Let \(\Pi\) be the transcript of Alice with size \(\ell\). We know that \(\Pi\) fully depends on the string \(S\in \mu\) where \(S = S_1S_2\ldots S_n\). Notice that \(S_i \perp S_j\) for any \(i\neq j\).
\(I(\Pi: S)\leq H(\Pi) \leq \ell\).
So, we only need to prove that
\[I(\Pi: S) \geq \Omega(n)\]
Since \(S_i\perp S_j\) for any \(i\neq j\), by the chain rule, we have
\[I(\Pi:S) = \sum_{i=1}^n I(\Pi:S_i)\]
Therefore, we only need to prove that
\[I(\Pi:S_i) = \Omega(1)\]
\[I(\Pi:S_i) = H(\Pi)- H(\Pi \mid S_i) = H(S_i) - H(S_i \mid \Pi)\]
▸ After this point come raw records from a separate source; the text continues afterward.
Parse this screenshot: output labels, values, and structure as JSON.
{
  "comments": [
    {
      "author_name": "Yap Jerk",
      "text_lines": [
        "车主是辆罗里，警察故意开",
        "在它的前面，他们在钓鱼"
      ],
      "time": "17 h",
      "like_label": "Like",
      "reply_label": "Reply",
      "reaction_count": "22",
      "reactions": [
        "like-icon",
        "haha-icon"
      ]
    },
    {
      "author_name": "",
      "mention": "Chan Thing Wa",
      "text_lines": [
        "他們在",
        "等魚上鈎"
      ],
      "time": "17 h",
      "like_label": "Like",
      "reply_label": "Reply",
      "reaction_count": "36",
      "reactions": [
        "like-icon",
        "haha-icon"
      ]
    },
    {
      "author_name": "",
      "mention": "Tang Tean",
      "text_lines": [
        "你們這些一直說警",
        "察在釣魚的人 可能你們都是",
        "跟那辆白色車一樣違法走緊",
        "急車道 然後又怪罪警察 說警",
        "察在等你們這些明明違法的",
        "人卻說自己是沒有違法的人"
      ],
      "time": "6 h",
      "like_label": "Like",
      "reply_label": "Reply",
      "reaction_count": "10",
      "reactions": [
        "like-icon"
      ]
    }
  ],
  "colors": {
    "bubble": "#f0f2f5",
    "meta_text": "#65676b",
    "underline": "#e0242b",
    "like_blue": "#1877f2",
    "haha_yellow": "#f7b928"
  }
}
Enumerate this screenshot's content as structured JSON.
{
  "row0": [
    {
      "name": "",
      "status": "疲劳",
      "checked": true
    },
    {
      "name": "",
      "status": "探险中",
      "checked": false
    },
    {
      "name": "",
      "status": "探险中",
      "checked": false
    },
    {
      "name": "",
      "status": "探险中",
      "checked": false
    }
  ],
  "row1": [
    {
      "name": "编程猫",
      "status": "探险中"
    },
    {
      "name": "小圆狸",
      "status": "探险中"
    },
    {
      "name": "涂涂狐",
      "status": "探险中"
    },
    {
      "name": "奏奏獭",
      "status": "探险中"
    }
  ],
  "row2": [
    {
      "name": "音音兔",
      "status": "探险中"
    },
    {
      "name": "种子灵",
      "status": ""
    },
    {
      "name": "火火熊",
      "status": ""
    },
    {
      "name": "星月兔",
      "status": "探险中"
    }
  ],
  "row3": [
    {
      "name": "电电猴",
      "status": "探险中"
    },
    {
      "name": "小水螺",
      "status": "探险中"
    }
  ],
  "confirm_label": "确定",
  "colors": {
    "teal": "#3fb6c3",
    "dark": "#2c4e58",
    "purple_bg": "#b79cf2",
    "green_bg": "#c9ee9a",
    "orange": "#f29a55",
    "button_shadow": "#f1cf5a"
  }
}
Due to the uniform distribution, \(H(S_i) = H(1/2) = 1\).
Now, let us see \(H(S_i \mid \Pi)\).
\[H(S_i \mid \Pi) = \mathbb{E}_\pi [H(S_i \mid \Pi=\pi)]\]
Let \(P_r [\Pi \text{ is wrong} \mid \text{Alice sends message pi and Bob has input i} ]= r^i_\pi\)
According to the condition, we have \(\mathbb{E}_{i,m}r^i_m \leq 1/2 -c\).
Then, by Jensen’s inequality,
\[H(S_i \mid \Pi) = \mathbb{E}_\pi [H(S_i \mid \Pi =\pi)] \leq H(\mathbb{E}_\pi[S_i\mid \Pi=\pi])\\
\leq H(\mathbb{E}_\pi[r^i_m])\]
The last one is due to Fano’s inequality. (It seems that reference [1] is wrong here.)
Consider all \(i\), we have
\[\mathbb{E}_i [H(S_i \mid \Pi)] = H(\mathbb{E}_{i,m}[r^i_m])\]
Then, we get that
\[1-H(1/2-c) = \Omega(1)\]
Then, it is proved.
Reference
[1]. Communication Complexity 16 Sep, 2011 (@ TIFR) 10. Pointer Chasing.